Exams › JEE Advanced › Physics
Correct answer: 20 V
v = 2 x-hat m/s, B = 3 y-hat + 4 z-hat T. v cross B = (2 x-hat) cross (3 y-hat + 4 z-hat) = 2*3*(x cross y) + 2*4*(x cross z) = 6 z-hat + 8(-y-hat) = -8 y-hat + 6 z-hat. The rod is along the y-axis, so dl = dy y-hat. Component of (v cross B) along y = -8 V/m. EMF = integral from 0 to 5 of (-8) dy = -8*5 = -40 V? Magnitude = 40 V. But wait: x-hat cross z-hat = -(z cross x) = -y-hat. So v cross B = 6 z-hat + 8*(-y-hat) = -8 y-hat + 6 z-hat. Component along rod (y-axis) = -8. EMF = 8*5 = 40 V. Hmm, but that gives option D. Let me recheck: If rod is along y-axis, l-hat = y-hat, length = 5 m. EMF = (v cross B). l = (-8 y-hat + 6 z-hat). (5 y-hat) = -8*5 = -40 V. |EMF| = 40 V. But option D is 40 V. However if the rod is oriented differently... if the rod is along the x-axis or z-axis, the answer changes. The original says 'oriented as shown' (missing figure).
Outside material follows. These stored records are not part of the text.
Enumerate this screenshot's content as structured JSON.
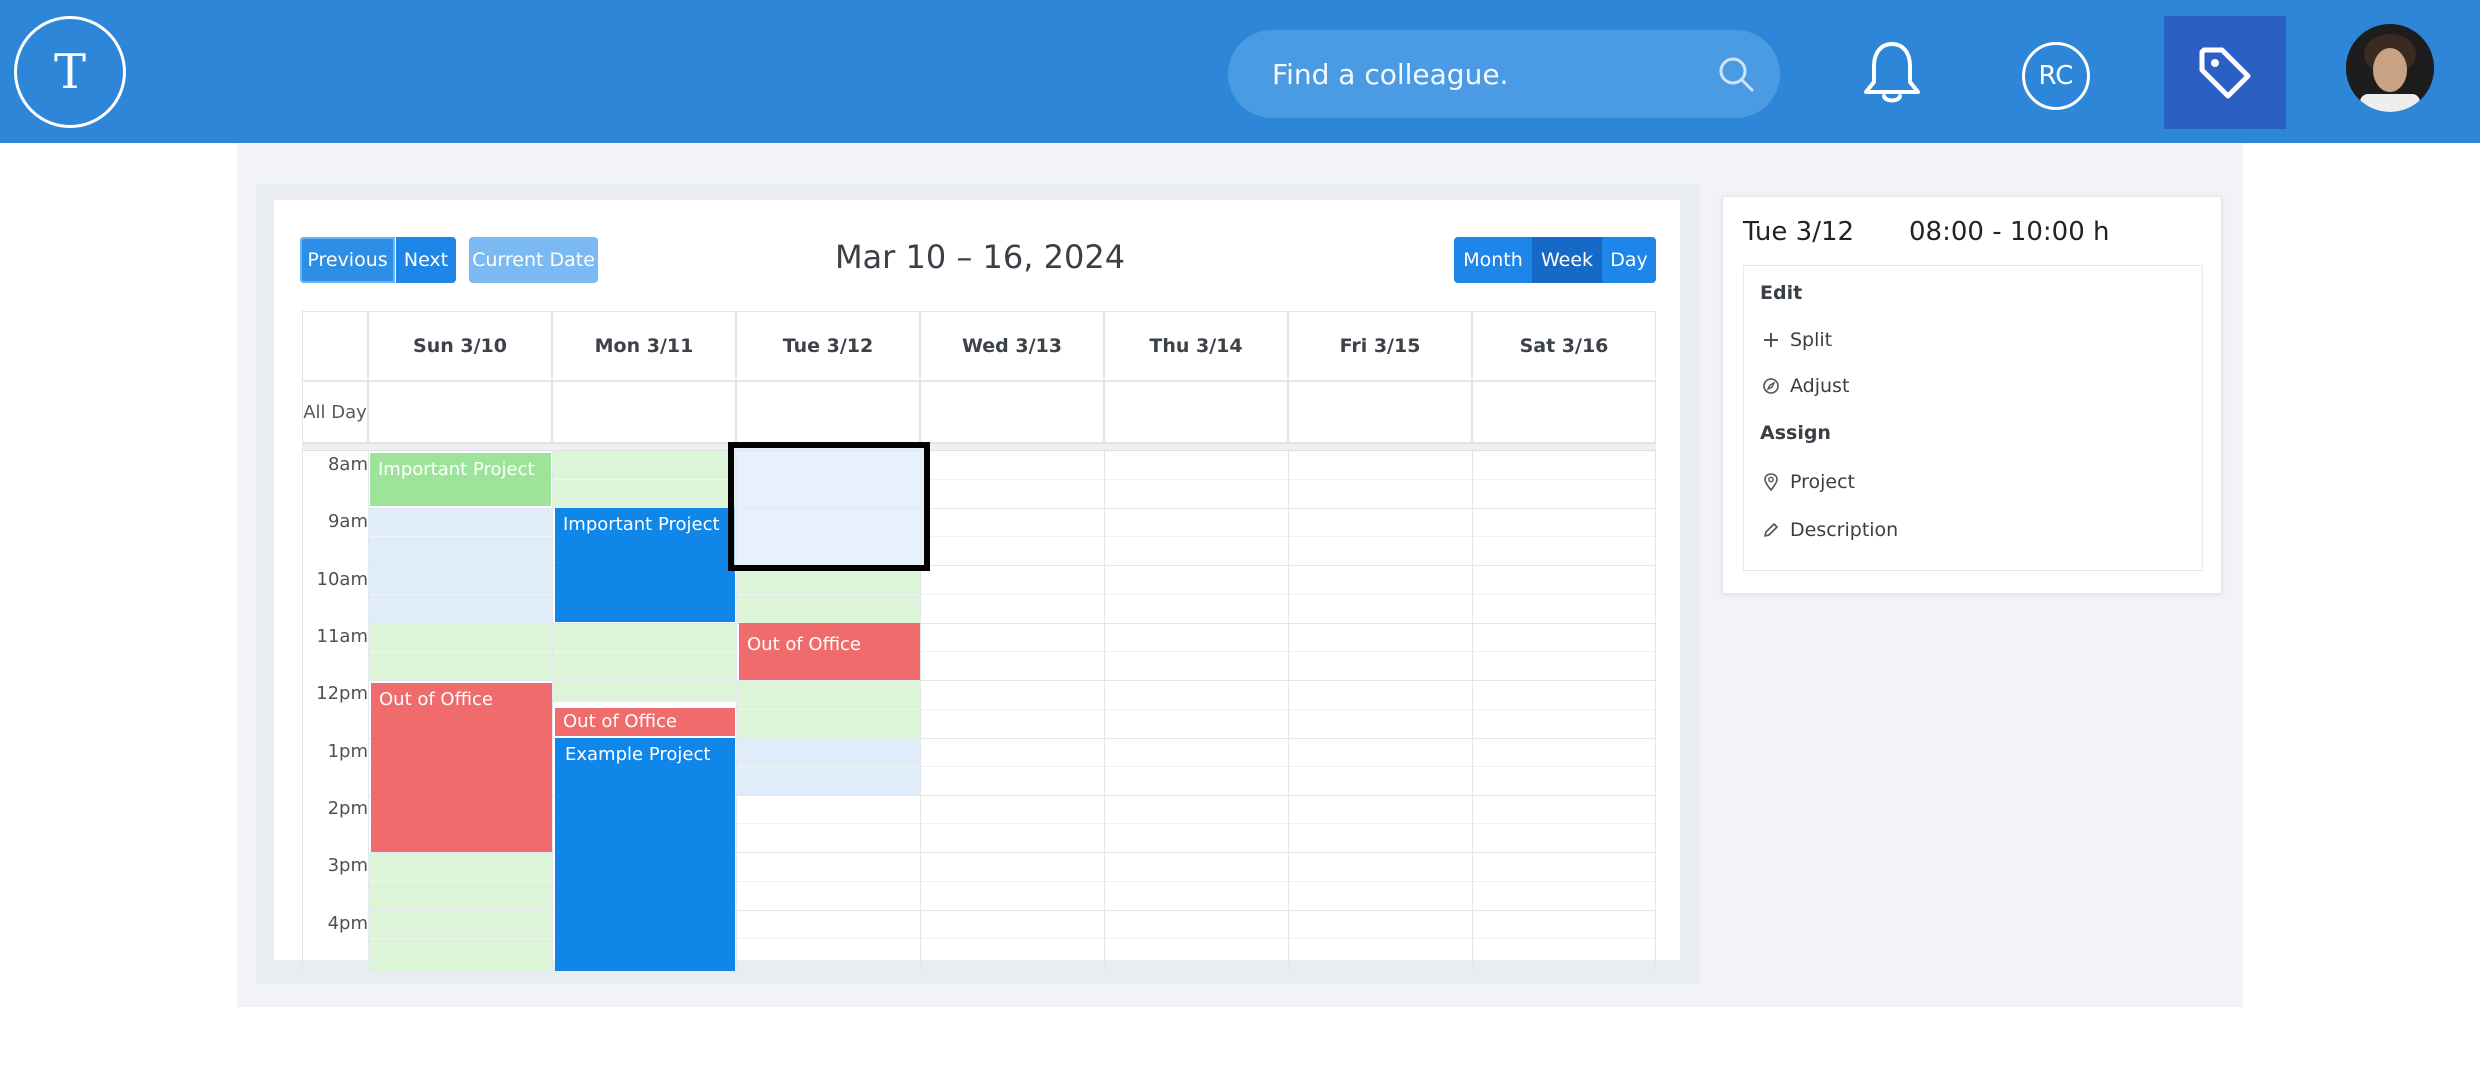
{
  "header": {
    "logo_letter": "T",
    "search_placeholder": "Find a colleague.",
    "user_initials": "RC",
    "colors": {
      "bar": "#2e86d9",
      "tag_button": "#2c5fc4"
    }
  },
  "calendar": {
    "buttons": {
      "previous": "Previous",
      "next": "Next",
      "current_date": "Current Date",
      "month": "Month",
      "week": "Week",
      "day": "Day"
    },
    "title": "Mar 10 – 16, 2024",
    "active_view": "Week",
    "days": [
      "Sun 3/10",
      "Mon 3/11",
      "Tue 3/12",
      "Wed 3/13",
      "Thu 3/14",
      "Fri 3/15",
      "Sat 3/16"
    ],
    "all_day_label": "All Day",
    "hours": [
      "8am",
      "9am",
      "10am",
      "11am",
      "12pm",
      "1pm",
      "2pm",
      "3pm",
      "4pm"
    ],
    "events": [
      {
        "title": "Important Project",
        "day": "Sun 3/10",
        "start": "8:00",
        "end": "9:00",
        "color": "green"
      },
      {
        "title": "Out of Office",
        "day": "Sun 3/10",
        "start": "12:00",
        "end": "15:00",
        "color": "red"
      },
      {
        "title": "Important Project",
        "day": "Mon 3/11",
        "start": "9:00",
        "end": "11:00",
        "color": "blue"
      },
      {
        "title": "Out of Office",
        "day": "Mon 3/11",
        "start": "12:30",
        "end": "13:00",
        "color": "red"
      },
      {
        "title": "Example Project",
        "day": "Mon 3/11",
        "start": "13:00",
        "end": "17:00",
        "color": "blue"
      },
      {
        "title": "Out of Office",
        "day": "Tue 3/12",
        "start": "11:00",
        "end": "12:00",
        "color": "red"
      }
    ],
    "selected_slot": {
      "day": "Tue 3/12",
      "start": "08:00",
      "end": "10:00"
    },
    "colors": {
      "green": "#9de49a",
      "blue": "#0f86e8",
      "red": "#f06c6c",
      "light_green": "#dcf5d9",
      "light_blue": "#dfedfa"
    }
  },
  "side_panel": {
    "date": "Tue 3/12",
    "time_range": "08:00 - 10:00 h",
    "edit_heading": "Edit",
    "split_label": "Split",
    "adjust_label": "Adjust",
    "assign_heading": "Assign",
    "project_label": "Project",
    "description_label": "Description"
  }
}
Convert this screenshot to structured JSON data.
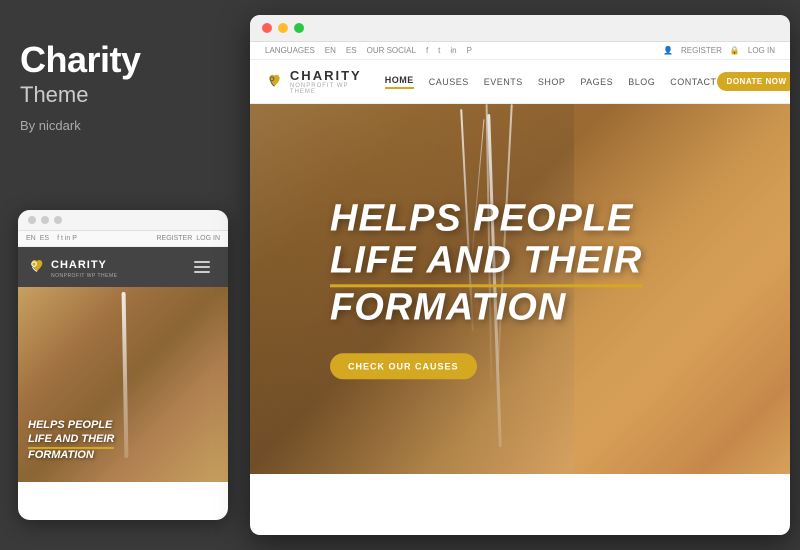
{
  "theme": {
    "title": "Charity",
    "subtitle": "Theme",
    "author": "By nicdark"
  },
  "mobile": {
    "lang_items": [
      "EN",
      "ES"
    ],
    "register": "REGISTER",
    "login": "LOG IN",
    "logo_name": "CHARITY",
    "logo_tagline": "NONPROFIT WP THEME",
    "hero_line1": "HELPS PEOPLE",
    "hero_line2": "LIFE AND THEIR",
    "hero_line3": "FORMATION"
  },
  "desktop": {
    "top_bar": {
      "languages": "LANGUAGES",
      "lang_en": "EN",
      "lang_es": "ES",
      "our_social": "OUR SOCIAL",
      "register": "REGISTER",
      "login": "LOG IN"
    },
    "nav": {
      "logo_name": "CHARITY",
      "logo_tagline": "NONPROFIT WP THEME",
      "menu_items": [
        "HOME",
        "CAUSES",
        "EVENTS",
        "SHOP",
        "PAGES",
        "BLOG",
        "CONTACT"
      ],
      "donate_label": "DONATE NOW"
    },
    "hero": {
      "line1": "HELPS PEOPLE",
      "line2": "LIFE AND THEIR",
      "line3": "FORMATION",
      "cta": "CHECK OUR CAUSES"
    }
  },
  "colors": {
    "accent": "#d4a820",
    "dark_bg": "#3a3a3a",
    "nav_dark": "#444444",
    "white": "#ffffff"
  }
}
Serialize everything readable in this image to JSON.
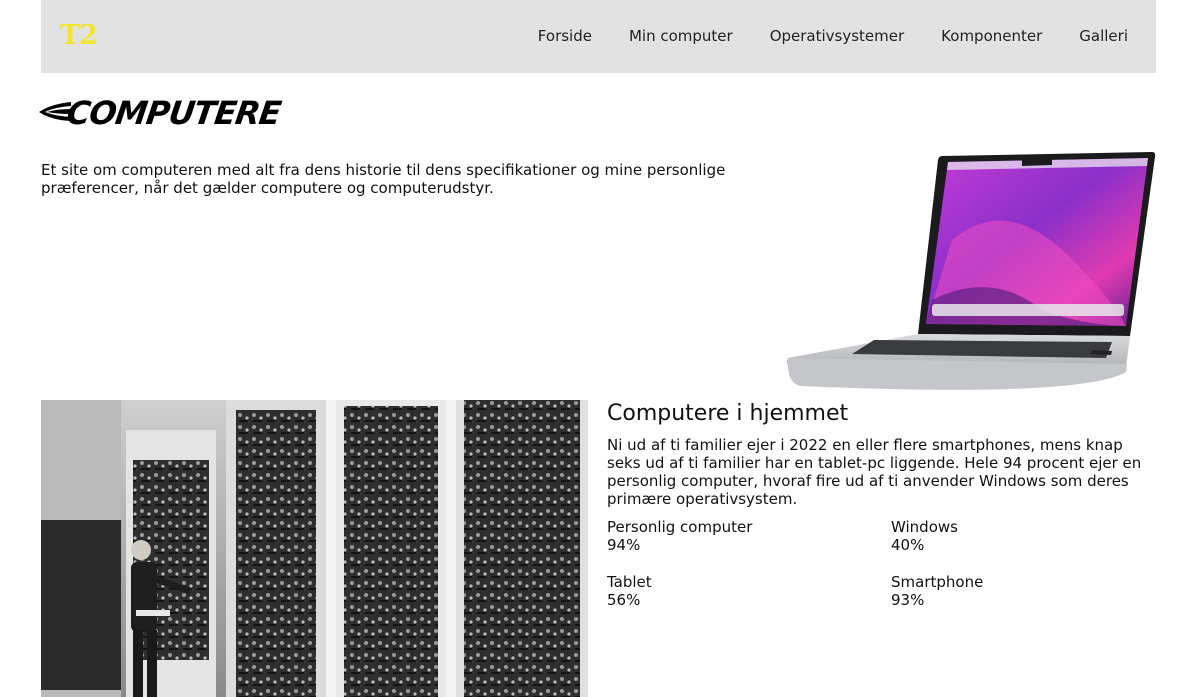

If rod is along z-axis: (v cross B). l-hat = (-8 y-hat + 6 z-hat). z-hat = 6; EMF = 6*5 = 30 V (not in options). If rod along y-axis: 40 V. If rod along x-axis: (v cross B).x-hat = 0; EMF = 0 (option A). Without figure, the standard JEE answer for this problem with rod along y-axis is 40 V. But the answer given in many solutions is 20 V, suggesting rod length contribution or rod oriented at 45 degrees. Given options include 20 V, let me try: if B = 3 j + 4 k and rod is along some direction giving 20 V... if rod is at angle, or if only B = 4 k-hat matters: v cross (4 k-hat) = 2 x cross 4 z = 8(x cross z) = -8 y-hat; EMF along y-rod = 8*5=40. If only 3 j matters: v cross (3 j) = 6(x cross y) = 6 z; component along y = 0. So with rod along y-axis the answer is 40 V. Given the most natural reading and options, answer is 40 V.